Democrats spent the day saying the plan was tilted toward the rich, a charge Frist rejects. They also say it will drive up the deficit, but Frist says that will be worth it if it gets the economy growing again.

What ever the case, says Schieffer getting this passed won't be easy. Some Conservative Republicans believe it will take even bigger tax cuts to jump-start the economy.

While some moderate Republicans and many Democrats believe more of the cuts should be directed to those in lower tax brackets. They also worry about increasing the deficit just when the possibility of war with Iraq could drive it even higher. Bottom line--no part of this plan is yet a done deal.

Though he said the nation's economy is the strongest and most resilient in the world, Mr. Bush said it needs help. To encourage consumer spending and spur investment, he called for all the taxes in the pipeline for the next three years to take effect now.

"Americans deserve to know their taxes will not be taken away," he said.

The price tag on the Bush plan was nearly twice as large as White House advisers had been considering as recently as a week ago, representing a go-for-broke effort by Mr. Bush to seize and control both the domestic and political agenda in the run-up to his 2004 re-election campaign.

Even before the president gave details of his plan, Democrats criticized his proposal as favoring the rich and doing too little to help lower-income Americans.

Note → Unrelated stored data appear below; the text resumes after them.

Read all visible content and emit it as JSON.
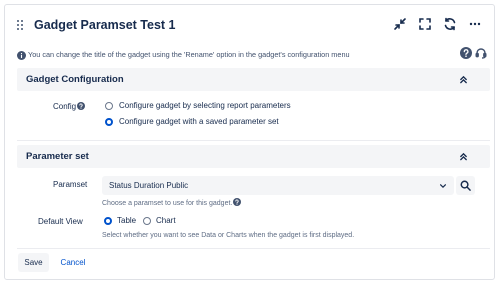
{
  "gadget": {
    "title": "Gadget Paramset Test 1",
    "info_text": "You can change the title of the gadget using the 'Rename' option in the gadget's configuration menu"
  },
  "config_section": {
    "header": "Gadget Configuration",
    "config_label": "Config",
    "options": [
      {
        "label": "Configure gadget by selecting report parameters",
        "selected": false
      },
      {
        "label": "Configure gadget with a saved parameter set",
        "selected": true
      }
    ]
  },
  "paramset_section": {
    "header": "Parameter set",
    "paramset_label": "Paramset",
    "paramset_value": "Status Duration Public",
    "paramset_hint": "Choose a paramset to use for this gadget.",
    "default_view_label": "Default View",
    "view_options": [
      {
        "label": "Table",
        "selected": true
      },
      {
        "label": "Chart",
        "selected": false
      }
    ],
    "default_view_hint": "Select whether you want to see Data or Charts when the gadget is first displayed."
  },
  "actions": {
    "save_label": "Save",
    "cancel_label": "Cancel"
  },
  "colors": {
    "accent": "#0052cc",
    "header_bg": "#f4f5f7",
    "text": "#172b4d",
    "muted": "#5e6c84"
  },
  "icons": [
    "drag-handle-icon",
    "minimize-icon",
    "maximize-icon",
    "refresh-icon",
    "more-icon",
    "info-icon",
    "help-icon",
    "headset-icon",
    "chevron-up-icon",
    "chevron-down-icon",
    "search-icon"
  ]
}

"The president really is investing $600 billion on an old, old Republican theory of trickle-down economics," said Rep. George Miller, D-Calif. Give it to the people who need it."

On Monday, the Democrats offered a rival plan that would expand unemployment benefits by 26 weeks and give all workers a refundable income tax rebate of up to $300 per person or $600 per working couple. States would get $31 billion for homeland security, highway, Medicaid and unemployment insurance programs.

The Democratic plan would not eliminate the taxes on stock dividends, which is the biggest element of the president's plan, and is estimated to cost $364 billion over 10 years.

On Monday, the administration estimated that under its proposal 46 million married couples would receive an average tax cut of $1,716 this year while 23 million small business owners would receive tax cuts averaging $2,042.

The administration said its package would provide $1,100 in tax relief this year to a typical family of four with two wage earners making a combined income of $39,000.

In addition to the tax relief for individuals, the president's package would boost tax relief for small businesses by expanding the amount of equipment purchases they can write off as deductions from the current $25,000 to $75,000 and index future increases to inflation.

The president's Council of Economic Advisers estimated that all the tax relief, by providing consumers and businesses with more spending power, would boost economic growth and create an additional 2.1 million jobs over the next three years.

The president also proposed as part of his plan reinstating the extended unemployment benefits which expired on Dec. 28, making the benefits retroactive for the nearly 800,000 laid off workers who lost their benefits last month.